May offered some legal protection to EU citizens living in the UK and there was some positive words on defence EU-wide expenses. A two-year transition period was proposed. Significantly, not one leader of the 27 EU nations was in the audience to hear her. Not a speech with enough grip, and traders made their view clear.
"Overall," said Barclays tonight, "there was very little detail or progress in this speech, with a risk of continued uncertainty among businesses and investors. Any continued delay in next week’s negotiations may in turn dampen sentiment and the future investment and growth outlook."
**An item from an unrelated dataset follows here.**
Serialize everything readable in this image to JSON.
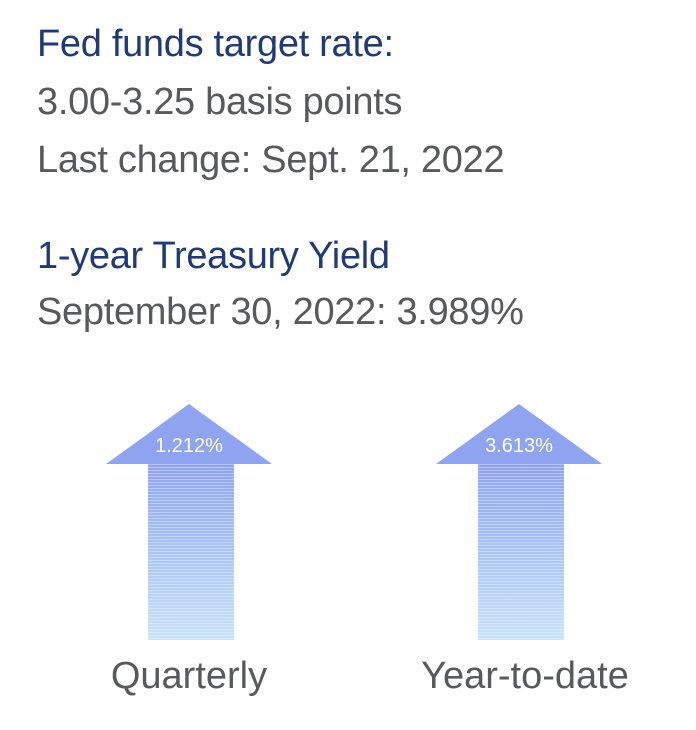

At 4pm sterling was down almost -0.40% at $1.3530 while the euro was up more than +0.60% against sterling. The FTSE 100 in London climbed 46 points to 7,310.64 helped by the weaker pound with AstraZeneca shares up more than +3%. Johnson Matthey shares were again up also, rising +3%. However Smiths Group shares plunged almost -6% on underlying revenues worry.
- UK FTSE 100 7,310.64 +0.64%
- Dow 22,342.30 -0.08%
- S&P 500 2,499.42 -0.05%
- Nasdaq 6,421.40 -0.02%
- Nikkei 225 20,296.45 -0.25%
- DAX 12,599.08 -0.01%
- CAC 40 5,283.56 +0.31%
- Gold 1,300.10 +0.41%
- Oil WTI 50.56 +0.02%
Uber not “fit and proper”
Uber knew there was a risk Transport for London (TfL) would refuse it a new five year licence, meaning many thousands of private-hire drivers would be removed from London’s streets. But when the ruling came, the shock impact was considerable.
Uber’s licence runs out on 30 September. It will appeal and has 21 days to put this into motion. "If this decision stands," Uber said in a statement, "it will put more than 40,000 licensed drivers out of work and deprive Londoners of a convenient and affordable form of transport.”